Poster Session E - Monday, April 15, 2024, 2:30 – 4:30 pm EDT, Sheraton Hall ABC

Alejandro Omar Blenkmann¹ (ablenkmann@gmail.com), Vegard Volehaugen¹, Vinicius Rezende Carvahlo¹, Sabine Leske¹, Anaïs Llorens², Ingrid Funderud³, Santiago Collavini⁴, Pål Gunnar Larsson³, Jugoslval Ivanovic³, Tristan Bekinschtein⁵, Silvia Kochen⁴, Robert Knight⁶, Tor Endestad¹, Anne-Kristin Solbakk¹; ¹University of Oslo, ²FEMTO-ST institute, France, ³Oslo University Hospital, ⁴ENYS-CONICET, Argentina, ⁵University of Cambridge, ⁶University of California at Berkeley

The neural network underlying human auditory deviance detection is not fully understood. To address this, we recorded SEEG from 31 adult patients with drug-resistant epilepsy who had depth electrodes implanted in all brain lobes. The local Research Ethics Committee approved the study, and patients gave informed written consent to participate. Patients passively heard a stream of bilaterally presented tones while reading. We used the Optimum-1 paradigm [1], which consisted of 300 standard tones interleaved with 300 randomly presented deviant tones per block (3 to 10 blocks per patient). Deviant tones differed from standards in: 1) intensity (louder or softer), 2) frequency (higher or lower), 3) sound source location (right or left), 4) shorter duration, or 5) silent gap in the middle. Electrode coordinates were obtained from MRI and CT images using the iElectrodes toolbox.
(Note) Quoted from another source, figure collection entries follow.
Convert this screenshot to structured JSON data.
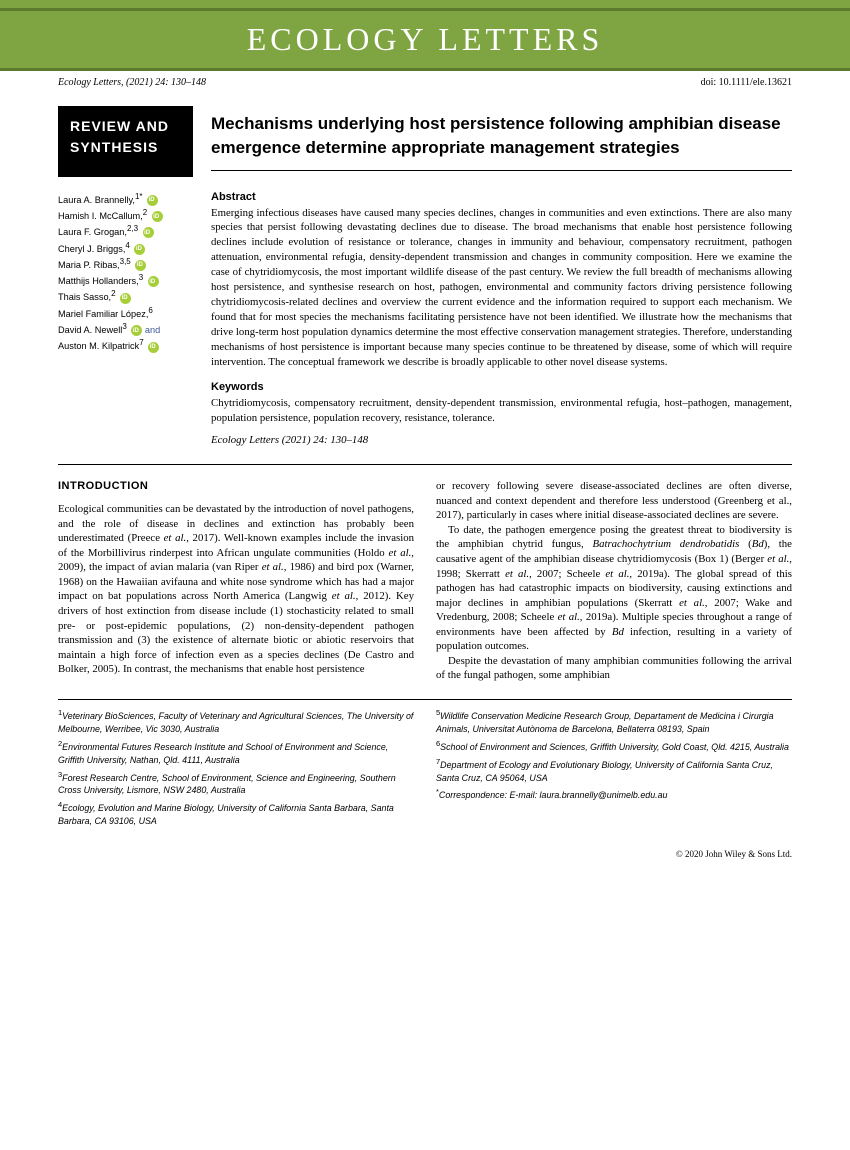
{
  "journal": {
    "name": "ECOLOGY LETTERS",
    "citation_left": "Ecology Letters, (2021) 24: 130–148",
    "doi": "doi: 10.1111/ele.13621"
  },
  "badge": {
    "line1": "REVIEW AND",
    "line2": "SYNTHESIS"
  },
  "title": "Mechanisms underlying host persistence following amphibian disease emergence determine appropriate management strategies",
  "authors": [
    {
      "name": "Laura A. Brannelly,",
      "aff": "1",
      "mark": "*",
      "orcid": true
    },
    {
      "name": "Hamish I. McCallum,",
      "aff": "2",
      "orcid": true
    },
    {
      "name": "Laura F. Grogan,",
      "aff": "2,3",
      "orcid": true
    },
    {
      "name": "Cheryl J. Briggs,",
      "aff": "4",
      "orcid": true
    },
    {
      "name": "Maria P. Ribas,",
      "aff": "3,5",
      "orcid": true
    },
    {
      "name": "Matthijs Hollanders,",
      "aff": "3",
      "orcid": true
    },
    {
      "name": "Thais Sasso,",
      "aff": "2",
      "orcid": true
    },
    {
      "name": "Mariel Familiar López,",
      "aff": "6",
      "orcid": false
    },
    {
      "name": "David A. Newell",
      "aff": "3",
      "orcid": true,
      "suffix": " and"
    },
    {
      "name": "Auston M. Kilpatrick",
      "aff": "7",
      "orcid": true
    }
  ],
  "abstract_heading": "Abstract",
  "abstract": "Emerging infectious diseases have caused many species declines, changes in communities and even extinctions. There are also many species that persist following devastating declines due to disease. The broad mechanisms that enable host persistence following declines include evolution of resistance or tolerance, changes in immunity and behaviour, compensatory recruitment, pathogen attenuation, environmental refugia, density-dependent transmission and changes in community composition. Here we examine the case of chytridiomycosis, the most important wildlife disease of the past century. We review the full breadth of mechanisms allowing host persistence, and synthesise research on host, pathogen, environmental and community factors driving persistence following chytridiomycosis-related declines and overview the current evidence and the information required to support each mechanism. We found that for most species the mechanisms facilitating persistence have not been identified. We illustrate how the mechanisms that drive long-term host population dynamics determine the most effective conservation management strategies. Therefore, understanding mechanisms of host persistence is important because many species continue to be threatened by disease, some of which will require intervention. The conceptual framework we describe is broadly applicable to other novel disease systems.",
  "keywords_heading": "Keywords",
  "keywords": "Chytridiomycosis, compensatory recruitment, density-dependent transmission, environmental refugia, host–pathogen, management, population persistence, population recovery, resistance, tolerance.",
  "cite_line": "Ecology Letters (2021) 24: 130–148",
  "intro_heading": "INTRODUCTION",
  "body": {
    "col1_p1": "Ecological communities can be devastated by the introduction of novel pathogens, and the role of disease in declines and extinction has probably been underestimated (Preece et al., 2017). Well-known examples include the invasion of the Morbillivirus rinderpest into African ungulate communities (Holdo et al., 2009), the impact of avian malaria (van Riper et al., 1986) and bird pox (Warner, 1968) on the Hawaiian avifauna and white nose syndrome which has had a major impact on bat populations across North America (Langwig et al., 2012). Key drivers of host extinction from disease include (1) stochasticity related to small pre- or post-epidemic populations, (2) non-density-dependent pathogen transmission and (3) the existence of alternate biotic or abiotic reservoirs that maintain a high force of infection even as a species declines (De Castro and Bolker, 2005). In contrast, the mechanisms that enable host persistence",
    "col2_p1": "or recovery following severe disease-associated declines are often diverse, nuanced and context dependent and therefore less understood (Greenberg et al., 2017), particularly in cases where initial disease-associated declines are severe.",
    "col2_p2": "To date, the pathogen emergence posing the greatest threat to biodiversity is the amphibian chytrid fungus, Batrachochytrium dendrobatidis (Bd), the causative agent of the amphibian disease chytridiomycosis (Box 1) (Berger et al., 1998; Skerratt et al., 2007; Scheele et al., 2019a). The global spread of this pathogen has had catastrophic impacts on biodiversity, causing extinctions and major declines in amphibian populations (Skerratt et al., 2007; Wake and Vredenburg, 2008; Scheele et al., 2019a). Multiple species throughout a range of environments have been affected by Bd infection, resulting in a variety of population outcomes.",
    "col2_p3": "Despite the devastation of many amphibian communities following the arrival of the fungal pathogen, some amphibian"
  },
  "affiliations": {
    "left": [
      "1Veterinary BioSciences, Faculty of Veterinary and Agricultural Sciences, The University of Melbourne, Werribee, Vic 3030, Australia",
      "2Environmental Futures Research Institute and School of Environment and Science, Griffith University, Nathan, Qld. 4111, Australia",
      "3Forest Research Centre, School of Environment, Science and Engineering, Southern Cross University, Lismore, NSW 2480, Australia",
      "4Ecology, Evolution and Marine Biology, University of California Santa Barbara, Santa Barbara, CA 93106, USA"
    ],
    "right": [
      "5Wildlife Conservation Medicine Research Group, Departament de Medicina i Cirurgia Animals, Universitat Autònoma de Barcelona, Bellaterra 08193, Spain",
      "6School of Environment and Sciences, Griffith University, Gold Coast, Qld. 4215, Australia",
      "7Department of Ecology and Evolutionary Biology, University of California Santa Cruz, Santa Cruz, CA 95064, USA",
      "*Correspondence: E-mail: laura.brannelly@unimelb.edu.au"
    ]
  },
  "footer": "© 2020 John Wiley & Sons Ltd."
}
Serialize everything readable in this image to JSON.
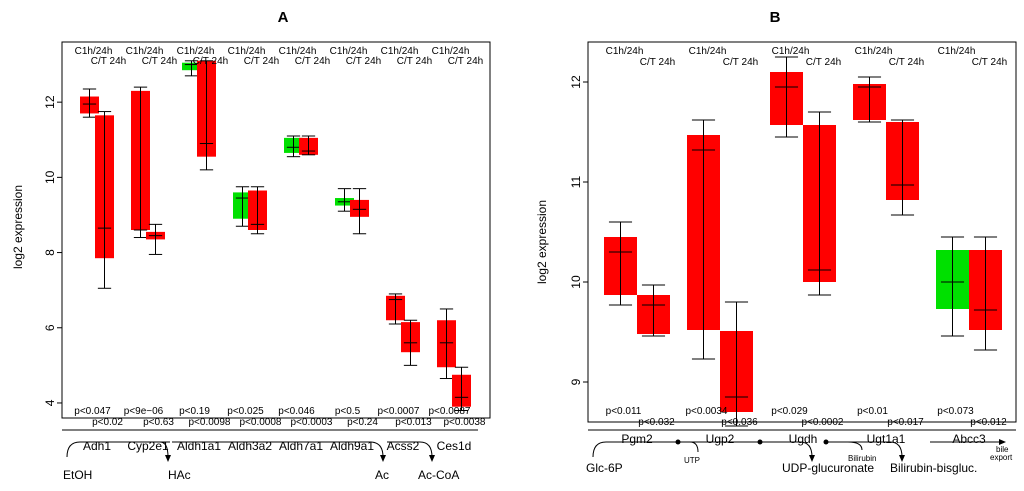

Non-epileptic channels were bipolar referenced (n=2041), and ERPs (0.1-30 Hz) and high-frequency band activity (HFA, 75-145 Hz) were extracted. Significant ERP responses to tones compared to the baseline period were observed primarily in temporal and insular areas, and also included the hippocampus, amygdala, and frontal, parietal, and cingulate cortices (1238 channels, FDR corrected). Deviance detection channels (409 channels, cluster-based permutation statistics) primarily showed in temporal, insular, pericentral, and prefrontal cortices, among other regions. HFA responses showed a similar profile but in a reduced proportion of channels. Our results show the spatiotemporal dynamics of a distributed brain network supporting auditory processing and deviance detection. [1] Näätänen et al., 2004, DOI:10.1016/j.clinph.2003.04.001.

Topic Area: PERCEPTION & ACTION: Audition